Mike Konczal reviews economist Anthony B. Atkinson’s new book, which shatters the conventional wisdom that economic inequality is a natural result of free markets and argues that it is, instead, a willful political choice we should stop making.
Inequality will be everywhere and nowhere in the 2016 presidential debates. Given the way the rhetoric has evolved among the leading candidates, the economy will likely take center stage. The general tenor will be that something has gone wrong, that the economy isn’t working for everyday people. Yet, the moment it comes to explaining why, conventional wisdom will trap the conversation in a state of false idealism, if not paralysis.
There was a preview of this with President Obama several years back. For a brief moment in late 2013, Obama discussed “a dangerous and growing inequality and lack of upward mobility [as] the defining challenge of our time.” But this quickly transitioned into a conversation about opportunity, with the argument that “opportunity is who we are. And the defining project of our generation must be to restore that promise.”
Clearly, responding adequately to inequality is about much more than the government encouraging people to take advantage of opportunity. But conventional wisdom continues to insist that culture and technology—rather than public policy—are the leading drivers of inequality. It consistently argues that bold solutions won’t work, because they will reduce business growth and innovation by such a degree that the entire effort will become counterproductive.

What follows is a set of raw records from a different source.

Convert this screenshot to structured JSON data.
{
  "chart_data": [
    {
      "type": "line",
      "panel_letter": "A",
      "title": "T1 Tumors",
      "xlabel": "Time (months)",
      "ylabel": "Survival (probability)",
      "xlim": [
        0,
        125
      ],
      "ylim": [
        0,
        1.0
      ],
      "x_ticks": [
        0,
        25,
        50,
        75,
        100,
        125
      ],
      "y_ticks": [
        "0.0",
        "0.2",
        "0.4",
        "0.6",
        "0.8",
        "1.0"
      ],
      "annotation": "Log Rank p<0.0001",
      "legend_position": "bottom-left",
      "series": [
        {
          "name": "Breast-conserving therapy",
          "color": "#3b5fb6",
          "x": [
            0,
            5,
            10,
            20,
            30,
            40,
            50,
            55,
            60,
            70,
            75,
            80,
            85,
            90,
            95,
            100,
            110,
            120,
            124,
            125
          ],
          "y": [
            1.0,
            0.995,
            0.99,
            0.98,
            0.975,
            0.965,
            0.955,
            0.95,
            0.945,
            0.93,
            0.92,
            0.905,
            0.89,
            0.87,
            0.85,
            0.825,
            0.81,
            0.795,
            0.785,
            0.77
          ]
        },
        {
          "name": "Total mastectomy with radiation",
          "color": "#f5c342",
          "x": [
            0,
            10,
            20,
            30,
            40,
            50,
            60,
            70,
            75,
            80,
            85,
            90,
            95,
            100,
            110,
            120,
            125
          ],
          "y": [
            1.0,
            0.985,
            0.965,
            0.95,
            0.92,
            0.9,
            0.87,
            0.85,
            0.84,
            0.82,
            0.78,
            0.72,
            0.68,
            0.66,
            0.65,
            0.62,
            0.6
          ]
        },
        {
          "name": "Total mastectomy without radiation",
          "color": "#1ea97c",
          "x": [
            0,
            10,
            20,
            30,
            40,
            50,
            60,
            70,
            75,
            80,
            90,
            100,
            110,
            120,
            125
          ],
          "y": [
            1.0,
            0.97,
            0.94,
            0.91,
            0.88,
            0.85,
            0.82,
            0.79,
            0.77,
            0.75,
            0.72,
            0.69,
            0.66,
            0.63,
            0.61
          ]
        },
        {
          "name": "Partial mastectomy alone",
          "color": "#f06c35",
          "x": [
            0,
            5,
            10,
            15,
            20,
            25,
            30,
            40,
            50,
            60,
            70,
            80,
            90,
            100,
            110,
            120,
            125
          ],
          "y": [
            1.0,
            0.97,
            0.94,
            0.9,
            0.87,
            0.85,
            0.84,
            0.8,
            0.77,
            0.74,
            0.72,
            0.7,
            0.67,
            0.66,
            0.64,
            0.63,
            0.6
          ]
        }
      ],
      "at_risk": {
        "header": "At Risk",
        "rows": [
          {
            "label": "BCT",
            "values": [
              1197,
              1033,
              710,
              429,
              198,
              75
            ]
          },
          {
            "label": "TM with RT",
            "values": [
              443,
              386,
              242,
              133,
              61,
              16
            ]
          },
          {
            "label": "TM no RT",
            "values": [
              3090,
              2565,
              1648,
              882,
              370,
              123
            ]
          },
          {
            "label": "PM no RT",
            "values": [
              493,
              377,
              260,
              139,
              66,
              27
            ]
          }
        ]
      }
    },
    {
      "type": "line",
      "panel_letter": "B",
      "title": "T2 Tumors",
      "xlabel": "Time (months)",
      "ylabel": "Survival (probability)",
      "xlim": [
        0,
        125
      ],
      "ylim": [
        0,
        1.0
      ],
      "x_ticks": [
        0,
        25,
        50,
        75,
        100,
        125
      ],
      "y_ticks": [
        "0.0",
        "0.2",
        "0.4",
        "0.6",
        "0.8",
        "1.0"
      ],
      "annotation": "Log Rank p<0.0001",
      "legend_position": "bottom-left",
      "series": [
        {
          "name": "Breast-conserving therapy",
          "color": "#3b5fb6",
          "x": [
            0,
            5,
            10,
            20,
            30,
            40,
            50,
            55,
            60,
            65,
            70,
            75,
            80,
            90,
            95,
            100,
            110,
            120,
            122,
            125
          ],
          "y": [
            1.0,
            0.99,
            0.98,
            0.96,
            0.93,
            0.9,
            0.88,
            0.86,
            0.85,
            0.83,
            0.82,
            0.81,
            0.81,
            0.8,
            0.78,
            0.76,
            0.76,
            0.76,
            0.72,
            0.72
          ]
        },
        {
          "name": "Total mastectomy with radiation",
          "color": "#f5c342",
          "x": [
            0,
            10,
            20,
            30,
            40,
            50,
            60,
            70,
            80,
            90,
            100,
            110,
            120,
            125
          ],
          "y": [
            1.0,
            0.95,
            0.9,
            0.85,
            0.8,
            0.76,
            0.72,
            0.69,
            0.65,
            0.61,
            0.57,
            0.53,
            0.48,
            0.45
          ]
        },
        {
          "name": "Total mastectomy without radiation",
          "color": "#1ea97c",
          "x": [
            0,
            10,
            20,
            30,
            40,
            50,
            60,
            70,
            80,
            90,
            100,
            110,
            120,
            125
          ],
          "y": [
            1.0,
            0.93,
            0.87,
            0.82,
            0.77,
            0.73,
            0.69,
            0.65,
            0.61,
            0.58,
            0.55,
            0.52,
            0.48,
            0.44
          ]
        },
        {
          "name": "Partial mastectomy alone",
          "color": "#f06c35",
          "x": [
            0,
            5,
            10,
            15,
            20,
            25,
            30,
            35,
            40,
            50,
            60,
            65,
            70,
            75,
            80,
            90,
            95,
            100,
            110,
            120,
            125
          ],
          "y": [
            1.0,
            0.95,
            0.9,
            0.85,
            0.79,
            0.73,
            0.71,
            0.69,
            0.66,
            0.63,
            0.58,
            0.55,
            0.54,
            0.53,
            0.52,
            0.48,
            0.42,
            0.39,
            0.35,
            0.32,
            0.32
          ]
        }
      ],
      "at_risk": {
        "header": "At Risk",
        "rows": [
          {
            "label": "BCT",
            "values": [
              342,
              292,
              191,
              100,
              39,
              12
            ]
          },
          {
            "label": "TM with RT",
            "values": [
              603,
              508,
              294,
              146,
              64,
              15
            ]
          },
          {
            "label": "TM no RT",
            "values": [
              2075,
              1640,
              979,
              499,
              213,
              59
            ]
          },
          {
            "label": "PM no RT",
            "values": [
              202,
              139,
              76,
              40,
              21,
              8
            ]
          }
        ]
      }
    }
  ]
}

Breaking out of this rhetorical trap is one of the ambitions of Anthony B. Atkinson’s recent book, Inequality: What Can Be Done? There have been countless books on inequality in the recent past—some arguing that it is a pressing problem and others arguing that it is not—but Atkinson’s stands above the crowded field. By pairing quantitative economic analysis with a clear moral argument, he provides lay readers with a bracing and accessible guide to the current inequality debates. The only thing missing is how to turn reform plans into a political reality, a challenge that will likely define the coming decades.